L'INTERVIEW
Emmanuel Mouton, directeur et fondateur de la réserve zoologique de Calviac
Ex-chef-animalier adjoint au Muséum national d’histoire naturelle, Emmanuel Mouton a ouvert en 2008 la réserve zoologique de Calviac, en Dordogne. Sa spécificité : freiner l’érosion de la biodiversité en privilégiant les petites et moyennes espèces menacées dans un site très préservé. Une trentaine d'espèces s'épanouissent ainsi "Sous le Roc", une zone classée Natura 2000.
• Vous êtes le seul établissement en France où se reproduit le glouton et l'on y verra bientôt une nouvelle portée ?
En effet, quatre petits sont nés le 24 janvier dernier. C'est la deuxième fois à Calviac. Ils vont sortir au printemps et ça promet d'être agité !
• Votre réserve joue également un rôle important dans le programme de conservation du vison d'Europe, le mammifère le plus menacé d'Europe…

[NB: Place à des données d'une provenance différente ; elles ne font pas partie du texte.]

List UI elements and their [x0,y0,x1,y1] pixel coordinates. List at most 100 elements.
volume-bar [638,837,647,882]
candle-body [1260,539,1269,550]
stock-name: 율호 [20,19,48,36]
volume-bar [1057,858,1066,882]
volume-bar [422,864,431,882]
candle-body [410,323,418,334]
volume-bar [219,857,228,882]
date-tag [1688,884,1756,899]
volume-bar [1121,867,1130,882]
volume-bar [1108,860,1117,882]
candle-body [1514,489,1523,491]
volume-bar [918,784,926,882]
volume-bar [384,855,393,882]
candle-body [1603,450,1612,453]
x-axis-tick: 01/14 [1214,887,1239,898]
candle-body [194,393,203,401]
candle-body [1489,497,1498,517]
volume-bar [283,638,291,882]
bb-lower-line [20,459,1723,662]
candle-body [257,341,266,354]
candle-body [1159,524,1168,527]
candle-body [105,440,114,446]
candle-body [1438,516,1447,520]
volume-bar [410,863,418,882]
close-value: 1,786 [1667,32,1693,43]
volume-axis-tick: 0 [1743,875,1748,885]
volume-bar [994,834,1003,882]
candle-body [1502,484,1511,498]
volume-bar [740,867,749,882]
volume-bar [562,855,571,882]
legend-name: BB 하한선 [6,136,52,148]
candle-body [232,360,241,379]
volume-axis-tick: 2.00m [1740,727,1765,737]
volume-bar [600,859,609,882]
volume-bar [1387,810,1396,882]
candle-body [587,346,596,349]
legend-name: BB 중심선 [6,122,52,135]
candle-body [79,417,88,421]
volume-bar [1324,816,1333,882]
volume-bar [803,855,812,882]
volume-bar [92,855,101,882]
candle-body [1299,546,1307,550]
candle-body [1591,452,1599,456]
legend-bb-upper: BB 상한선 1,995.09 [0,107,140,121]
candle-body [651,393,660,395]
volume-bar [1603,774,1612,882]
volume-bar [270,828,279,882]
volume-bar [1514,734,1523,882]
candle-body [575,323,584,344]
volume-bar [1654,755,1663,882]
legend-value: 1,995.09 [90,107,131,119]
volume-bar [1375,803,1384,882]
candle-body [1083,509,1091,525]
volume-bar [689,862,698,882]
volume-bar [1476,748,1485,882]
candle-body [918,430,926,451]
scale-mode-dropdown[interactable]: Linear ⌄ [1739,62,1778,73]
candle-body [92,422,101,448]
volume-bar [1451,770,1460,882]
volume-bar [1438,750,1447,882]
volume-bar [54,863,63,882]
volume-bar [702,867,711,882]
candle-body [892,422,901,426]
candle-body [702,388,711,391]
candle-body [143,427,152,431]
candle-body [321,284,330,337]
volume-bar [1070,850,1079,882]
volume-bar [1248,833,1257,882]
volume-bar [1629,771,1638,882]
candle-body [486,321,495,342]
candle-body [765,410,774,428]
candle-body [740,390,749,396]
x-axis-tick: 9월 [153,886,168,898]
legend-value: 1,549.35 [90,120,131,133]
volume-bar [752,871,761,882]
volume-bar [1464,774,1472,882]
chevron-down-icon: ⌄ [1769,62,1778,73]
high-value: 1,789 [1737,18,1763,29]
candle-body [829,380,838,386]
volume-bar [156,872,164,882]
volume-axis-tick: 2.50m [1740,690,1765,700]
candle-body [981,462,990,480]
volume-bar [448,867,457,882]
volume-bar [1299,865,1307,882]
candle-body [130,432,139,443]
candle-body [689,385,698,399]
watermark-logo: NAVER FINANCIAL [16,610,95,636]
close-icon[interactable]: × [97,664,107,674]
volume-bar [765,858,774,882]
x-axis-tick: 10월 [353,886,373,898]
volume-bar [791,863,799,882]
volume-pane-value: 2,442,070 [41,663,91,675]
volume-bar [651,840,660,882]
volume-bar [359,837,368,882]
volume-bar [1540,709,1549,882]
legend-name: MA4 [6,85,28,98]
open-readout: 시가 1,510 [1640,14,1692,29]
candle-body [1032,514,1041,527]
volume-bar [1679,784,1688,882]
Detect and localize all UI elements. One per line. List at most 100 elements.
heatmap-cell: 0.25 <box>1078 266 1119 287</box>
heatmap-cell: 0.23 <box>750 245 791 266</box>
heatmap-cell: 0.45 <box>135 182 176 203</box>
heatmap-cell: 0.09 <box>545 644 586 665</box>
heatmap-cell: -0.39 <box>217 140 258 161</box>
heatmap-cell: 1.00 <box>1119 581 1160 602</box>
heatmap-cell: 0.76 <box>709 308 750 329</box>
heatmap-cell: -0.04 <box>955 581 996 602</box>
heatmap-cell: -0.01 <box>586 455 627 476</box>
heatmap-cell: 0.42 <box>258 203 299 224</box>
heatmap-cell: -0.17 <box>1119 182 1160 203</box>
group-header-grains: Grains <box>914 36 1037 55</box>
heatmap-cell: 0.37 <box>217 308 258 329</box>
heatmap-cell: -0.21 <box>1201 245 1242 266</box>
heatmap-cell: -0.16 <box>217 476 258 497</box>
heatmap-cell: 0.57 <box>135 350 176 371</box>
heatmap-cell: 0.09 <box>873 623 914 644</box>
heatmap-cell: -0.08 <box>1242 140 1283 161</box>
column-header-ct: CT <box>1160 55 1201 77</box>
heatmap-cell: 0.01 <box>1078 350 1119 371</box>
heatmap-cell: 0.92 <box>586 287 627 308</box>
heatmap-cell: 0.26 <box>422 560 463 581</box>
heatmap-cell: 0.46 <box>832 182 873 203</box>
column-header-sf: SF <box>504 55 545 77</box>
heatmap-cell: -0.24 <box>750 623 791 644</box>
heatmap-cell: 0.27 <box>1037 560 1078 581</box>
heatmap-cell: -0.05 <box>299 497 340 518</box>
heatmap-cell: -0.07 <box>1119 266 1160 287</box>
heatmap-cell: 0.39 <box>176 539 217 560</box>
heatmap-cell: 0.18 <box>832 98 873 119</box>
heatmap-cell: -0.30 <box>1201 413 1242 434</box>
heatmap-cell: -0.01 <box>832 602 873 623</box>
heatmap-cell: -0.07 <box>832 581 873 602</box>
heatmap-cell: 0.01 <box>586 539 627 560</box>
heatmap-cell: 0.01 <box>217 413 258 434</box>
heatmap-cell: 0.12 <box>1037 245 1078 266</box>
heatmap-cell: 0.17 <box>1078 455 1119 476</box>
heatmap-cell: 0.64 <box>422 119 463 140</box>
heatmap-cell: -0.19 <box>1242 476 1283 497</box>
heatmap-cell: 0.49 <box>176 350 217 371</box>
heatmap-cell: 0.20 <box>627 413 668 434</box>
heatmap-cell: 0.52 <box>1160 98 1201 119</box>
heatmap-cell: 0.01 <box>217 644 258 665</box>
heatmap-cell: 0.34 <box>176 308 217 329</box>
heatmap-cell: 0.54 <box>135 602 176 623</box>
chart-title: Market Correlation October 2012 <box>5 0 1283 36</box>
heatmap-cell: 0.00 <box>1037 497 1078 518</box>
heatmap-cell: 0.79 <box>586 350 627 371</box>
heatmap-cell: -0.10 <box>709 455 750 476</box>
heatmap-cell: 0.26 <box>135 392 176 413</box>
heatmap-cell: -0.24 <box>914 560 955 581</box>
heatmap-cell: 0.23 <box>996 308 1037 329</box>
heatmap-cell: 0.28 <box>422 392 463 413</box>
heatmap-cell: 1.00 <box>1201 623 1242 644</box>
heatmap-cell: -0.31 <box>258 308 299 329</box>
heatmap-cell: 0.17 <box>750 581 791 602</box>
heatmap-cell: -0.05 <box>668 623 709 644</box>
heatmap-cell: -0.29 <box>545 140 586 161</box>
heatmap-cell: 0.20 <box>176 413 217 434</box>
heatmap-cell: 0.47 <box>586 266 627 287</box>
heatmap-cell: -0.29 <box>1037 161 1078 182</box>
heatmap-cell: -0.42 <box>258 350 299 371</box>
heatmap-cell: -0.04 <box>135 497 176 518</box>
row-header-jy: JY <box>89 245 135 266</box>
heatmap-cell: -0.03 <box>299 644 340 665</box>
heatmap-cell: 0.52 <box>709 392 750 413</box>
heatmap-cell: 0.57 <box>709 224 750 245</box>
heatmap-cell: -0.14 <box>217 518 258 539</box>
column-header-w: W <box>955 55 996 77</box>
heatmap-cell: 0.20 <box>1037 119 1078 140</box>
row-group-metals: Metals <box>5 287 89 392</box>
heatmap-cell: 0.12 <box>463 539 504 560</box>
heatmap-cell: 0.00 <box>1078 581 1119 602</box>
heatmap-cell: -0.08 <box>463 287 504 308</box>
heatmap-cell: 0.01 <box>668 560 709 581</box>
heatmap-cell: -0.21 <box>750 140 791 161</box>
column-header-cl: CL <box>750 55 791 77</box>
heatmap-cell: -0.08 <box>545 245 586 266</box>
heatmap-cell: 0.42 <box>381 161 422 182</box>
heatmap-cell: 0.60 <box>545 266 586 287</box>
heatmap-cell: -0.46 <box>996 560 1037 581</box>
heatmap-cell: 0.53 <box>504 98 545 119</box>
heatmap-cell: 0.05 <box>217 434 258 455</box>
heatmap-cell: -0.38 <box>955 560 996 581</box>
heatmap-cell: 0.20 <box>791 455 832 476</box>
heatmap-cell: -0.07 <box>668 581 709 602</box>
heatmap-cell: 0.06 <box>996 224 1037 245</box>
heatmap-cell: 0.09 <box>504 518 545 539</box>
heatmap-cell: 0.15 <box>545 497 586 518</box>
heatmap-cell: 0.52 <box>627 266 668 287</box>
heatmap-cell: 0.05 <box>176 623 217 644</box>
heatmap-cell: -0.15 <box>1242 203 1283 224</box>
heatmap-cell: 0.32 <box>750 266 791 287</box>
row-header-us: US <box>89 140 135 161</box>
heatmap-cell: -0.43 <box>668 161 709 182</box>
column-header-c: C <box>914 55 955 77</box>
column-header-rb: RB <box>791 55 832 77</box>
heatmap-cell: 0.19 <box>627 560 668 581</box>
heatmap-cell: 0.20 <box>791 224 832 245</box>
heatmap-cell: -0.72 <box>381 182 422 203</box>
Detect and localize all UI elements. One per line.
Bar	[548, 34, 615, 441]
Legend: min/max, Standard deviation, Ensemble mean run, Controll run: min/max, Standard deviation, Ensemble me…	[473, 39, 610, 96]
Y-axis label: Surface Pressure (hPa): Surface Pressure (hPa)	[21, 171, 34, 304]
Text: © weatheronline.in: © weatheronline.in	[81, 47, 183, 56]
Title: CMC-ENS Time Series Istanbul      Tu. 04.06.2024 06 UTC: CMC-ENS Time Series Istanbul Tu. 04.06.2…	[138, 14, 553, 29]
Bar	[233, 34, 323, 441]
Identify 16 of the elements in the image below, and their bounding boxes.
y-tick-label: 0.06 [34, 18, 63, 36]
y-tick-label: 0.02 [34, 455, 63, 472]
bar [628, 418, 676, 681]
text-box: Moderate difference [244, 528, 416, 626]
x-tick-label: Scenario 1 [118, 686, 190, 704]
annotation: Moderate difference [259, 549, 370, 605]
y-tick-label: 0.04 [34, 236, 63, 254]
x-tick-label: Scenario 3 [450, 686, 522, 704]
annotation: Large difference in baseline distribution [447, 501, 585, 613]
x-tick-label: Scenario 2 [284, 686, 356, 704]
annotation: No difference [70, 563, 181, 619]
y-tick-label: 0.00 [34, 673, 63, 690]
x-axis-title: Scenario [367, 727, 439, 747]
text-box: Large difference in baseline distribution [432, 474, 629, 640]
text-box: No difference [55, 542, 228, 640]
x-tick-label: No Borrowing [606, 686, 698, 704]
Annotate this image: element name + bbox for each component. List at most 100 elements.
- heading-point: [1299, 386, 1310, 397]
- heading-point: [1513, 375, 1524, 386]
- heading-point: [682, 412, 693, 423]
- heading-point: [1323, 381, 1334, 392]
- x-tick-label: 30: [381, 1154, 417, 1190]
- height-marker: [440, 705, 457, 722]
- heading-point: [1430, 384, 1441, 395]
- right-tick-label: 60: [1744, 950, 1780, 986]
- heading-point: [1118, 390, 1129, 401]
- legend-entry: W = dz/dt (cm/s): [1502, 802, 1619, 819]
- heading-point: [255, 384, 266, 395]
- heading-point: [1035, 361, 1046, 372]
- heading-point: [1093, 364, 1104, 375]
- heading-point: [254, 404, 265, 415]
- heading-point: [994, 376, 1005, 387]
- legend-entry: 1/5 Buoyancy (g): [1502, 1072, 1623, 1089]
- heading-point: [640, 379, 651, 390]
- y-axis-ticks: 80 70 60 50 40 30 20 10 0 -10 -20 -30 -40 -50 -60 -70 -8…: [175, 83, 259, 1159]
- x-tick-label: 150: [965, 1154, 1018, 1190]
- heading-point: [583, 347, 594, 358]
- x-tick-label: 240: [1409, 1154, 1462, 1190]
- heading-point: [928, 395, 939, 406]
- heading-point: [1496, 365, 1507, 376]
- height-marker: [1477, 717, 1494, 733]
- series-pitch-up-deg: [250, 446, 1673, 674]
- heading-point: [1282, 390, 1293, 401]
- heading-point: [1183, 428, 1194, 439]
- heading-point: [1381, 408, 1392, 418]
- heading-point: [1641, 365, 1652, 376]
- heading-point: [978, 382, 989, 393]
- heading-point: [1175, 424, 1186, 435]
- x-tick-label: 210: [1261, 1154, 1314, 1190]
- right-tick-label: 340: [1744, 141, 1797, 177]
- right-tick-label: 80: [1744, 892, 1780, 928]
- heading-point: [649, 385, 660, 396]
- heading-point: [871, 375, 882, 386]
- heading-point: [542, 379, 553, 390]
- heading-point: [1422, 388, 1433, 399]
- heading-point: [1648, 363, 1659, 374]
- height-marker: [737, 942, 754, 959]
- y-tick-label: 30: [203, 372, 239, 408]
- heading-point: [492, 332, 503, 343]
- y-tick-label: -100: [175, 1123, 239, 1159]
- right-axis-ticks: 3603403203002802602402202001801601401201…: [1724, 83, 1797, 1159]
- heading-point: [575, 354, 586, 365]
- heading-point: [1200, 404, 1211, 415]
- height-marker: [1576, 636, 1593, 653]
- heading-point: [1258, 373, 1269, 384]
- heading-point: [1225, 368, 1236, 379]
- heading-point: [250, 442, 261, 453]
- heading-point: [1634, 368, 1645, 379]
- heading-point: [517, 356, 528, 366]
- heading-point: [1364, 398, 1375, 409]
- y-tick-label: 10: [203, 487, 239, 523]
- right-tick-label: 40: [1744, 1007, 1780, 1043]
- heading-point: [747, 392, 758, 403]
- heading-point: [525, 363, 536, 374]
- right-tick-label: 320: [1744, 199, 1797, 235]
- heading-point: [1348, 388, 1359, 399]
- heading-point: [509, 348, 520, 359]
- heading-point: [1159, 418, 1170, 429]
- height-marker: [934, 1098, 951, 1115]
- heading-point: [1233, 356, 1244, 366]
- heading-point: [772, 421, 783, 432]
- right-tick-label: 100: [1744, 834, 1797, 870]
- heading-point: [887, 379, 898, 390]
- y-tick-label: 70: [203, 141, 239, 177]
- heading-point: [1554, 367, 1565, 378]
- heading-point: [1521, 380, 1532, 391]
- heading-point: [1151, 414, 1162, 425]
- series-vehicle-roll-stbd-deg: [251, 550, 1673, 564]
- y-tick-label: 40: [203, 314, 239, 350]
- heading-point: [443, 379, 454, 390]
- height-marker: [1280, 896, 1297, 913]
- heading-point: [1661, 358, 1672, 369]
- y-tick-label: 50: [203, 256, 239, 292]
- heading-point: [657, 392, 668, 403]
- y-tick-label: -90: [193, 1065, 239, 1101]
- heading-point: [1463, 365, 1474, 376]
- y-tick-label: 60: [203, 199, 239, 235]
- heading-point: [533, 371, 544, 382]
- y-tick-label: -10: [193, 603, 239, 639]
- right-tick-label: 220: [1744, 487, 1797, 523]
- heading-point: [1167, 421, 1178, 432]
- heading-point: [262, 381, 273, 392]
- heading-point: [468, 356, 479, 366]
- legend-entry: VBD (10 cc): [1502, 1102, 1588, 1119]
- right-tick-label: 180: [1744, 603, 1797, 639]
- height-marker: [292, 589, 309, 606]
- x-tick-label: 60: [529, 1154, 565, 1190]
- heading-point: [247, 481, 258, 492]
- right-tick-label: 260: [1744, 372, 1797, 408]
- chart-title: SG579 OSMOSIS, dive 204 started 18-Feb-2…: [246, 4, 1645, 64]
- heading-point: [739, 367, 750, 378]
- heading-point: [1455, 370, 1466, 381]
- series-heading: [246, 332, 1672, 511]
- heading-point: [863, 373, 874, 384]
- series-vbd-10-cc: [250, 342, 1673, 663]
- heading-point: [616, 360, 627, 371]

Très peu de parcs hébergent cette espèce solitaire, qui nécessite une installation par individu. Nous avons trois couples, mais un seul individu est visible pour le public. Cette espèce nous lie de près au Festival de Ménigoute : j'ai fait une conférence sur elle en 2013 et un documentaire est en train d'être finalisé à son sujet (voir notre newsletter de décembre dédiée au vison). De nombreux Iffcamiens sont venus filmer cette espèces chez nous ! Nous sommes aussi en relation étroite avec le Zoodyssée, à Chizé (Deux-Sèvres), où se trouve l'élevage principal créé dans le cadre du plan national d'action. Ils ont la capacité d'en accueillir soixante, mais n'en ont que neuf pour l'instant.
• Cette espèce incarne parfaitement la vocation de votre réserve…
J'ai créé ce lieu sans but lucratif. C'est l'aboutissement d'un rêve d'enfant. Le pourcentage d’espèces menacées (50 %) ou d’espèces en programmes d’élevage (72 %) y est l’un des plus élevés au monde. La réserve est divisée en quatre zones géographiques – Europe et bassin méditerranéen, Madagascar, Amérique du Sud, Océanie – qui font partie des points chauds de la biodiversité mondiale définis par Conservation International.
Nous nous consacrons principalement à des programmes de conservation ex situ (en captivité). Mais, à moyen terme, l’objectif est de parvenir à créer un lien très étroit avec la conservation in situ, c’est-à-dire dans les milieux naturels. Dans le cas du vison d'Europe, nous coordonnons en Dordogne les piégeurs chargés de recenser les individus encore présents dans la nature. Les opérations viennent de démarrer ; nous allons les stopper durant la période de reproduction, puis les reprendre en septembre. Avant d'envisager toute réintroduction, il faut bien savoir où il en reste… Nous proposons aussi des formations sur le maintien de ces animaux en captivité. Et nous partageons nos compétences avec des équipes à Madagascar pour la sauvegarde des lémuriens, et au Brésil pour le tapir et le tamarin lion doré.
• Peut-on qualifier votre démarche d'holistique, tant tout semble avoir été pensé dans le détail ?
J'ai en effet veillé à conserver le couvert végétal du site existant et à minimiser l'impact sur l'environnement. Les constructions sont en bois non traité, les toilettes sont sèches et l'assainissement se fait grâce à des filtres plantés. Les sentiers sont ponctués de citations de poètes, chanteurs, philosophes, naturalistes dont la pensée m'a influencé. Et notre banque, la Nef, est éthique et solidaire !
• Et vous vous apprêtez à ouvrir un pôle pédagogique…
Nous aménageons une ancienne étable bâtie contre un rocher pour y projeter des films, y faire des conférences… L'école Montessori de Calviac va créer en face une aire de jeux faite par et pour des enfants. Ce projet a été financé pour moitié par l'entreprise Loxam. Il manque encore 20 000 euros pour le finaliser, donc les mécènes et les dons sont les bienvenus pour une ouverture en fin d'année !
Propos recueillis par Catherine Levesque.